Sentia-se aquecido, estranhamente… vivo. Os anos em coma causaram grandes efeitos em sua mente, ainda que não tivesse notado antes. Sim, era fato de que sua força havia crescido e, graças ao treinamento com Kaella ele recuperara o controle sobre ela, porém, seus instintos de combate haviam diminuido severamente por não enfrentar nenhum perigo real em tanto tempo.
A fera ergueu uma de suas patas para esmagar o garoto. Lucet era capaz de detectar o pulsar de se coração disparado que soava feito tambores em seus ouvidos. O perigo evidente, seu corpo reagiu e rolou para a direita, escapando da pisada apesar de ser atingido com a onda de choque e estilhaços de rocha.

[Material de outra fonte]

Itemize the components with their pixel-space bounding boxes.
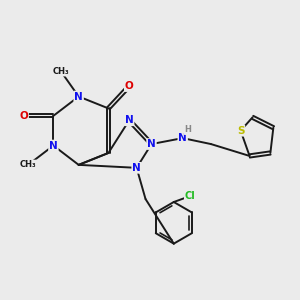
Text: N: N: [74, 92, 83, 101]
Text: O: O: [19, 111, 28, 121]
Text: CH₃: CH₃: [52, 67, 69, 76]
Text: N: N: [178, 133, 187, 143]
Text: O: O: [125, 81, 134, 91]
Text: N: N: [49, 140, 58, 151]
Text: CH₃: CH₃: [20, 160, 37, 169]
Text: H: H: [184, 125, 191, 134]
Text: N: N: [147, 139, 156, 149]
Text: N: N: [125, 115, 134, 125]
Text: N: N: [132, 163, 141, 173]
Text: S: S: [237, 126, 244, 136]
Text: Cl: Cl: [185, 191, 196, 201]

Reluzindo com uma mistura desordenada dourado e cinza, o rapaz tomou vários fôlegos curtos e rápidos enquanto tentava estabilizar sua mente e suprimir as dores. O animal não deixou que ficasse confortável, disparando pisada após pisada na tentativa de destroçar o ser insolente que o incomodava tanto.
O esforço durou vários segundos enquanto o garoto desesperadamente rolava para os lados com a ajuda da corda presa a si. O animal se chacoalhava, tentando se libertar, mas isto apenas deixava a corda ainda mais apertada em volta do seu pescoço, porém, a força do artefato não era nem de longe o suficiente para o sufocar ainda devido as placas metálicas que protegiam sua pele.
Subitamente, a fera se ergueu em duas patas antes de pisar duro no chão. Lucet não teve tempo de escapar da explosão que ergueu diversas rochas, nuvens de pós e causou o formar de uma pequena cratera abaixo da criatura.
O corpo do garoto voou, atravessando o ar por alguns segundos apenas para sentir a corda o impedir de progredir, dolorosamente travando em meio ao ar. Sua coluna protestou com diversos estralos e ondas de dor que o fizeram urrar por um mísero instante antes do ar ser forçosamente empurrado para fora de seu corpo, o deixando mudo.
Pontos pretos começaram a surgir em sua visão quando mais uma vez ele expeliu sangue. As auras ao seu redor diminuíram consideravelmente com o impacto. A fera bufou, suas palpebras semicerradas enquanto avaliava a criatura que sobrevivera um de seus mais poderosos ataques.
O que estava acontecendo? Poucas horas mais cedo, nem mesmo toda uma matilha o fora capaz de arranhar, todos morrendo sem demora a cada avanço que realizava. Então porque esta criatura persistia?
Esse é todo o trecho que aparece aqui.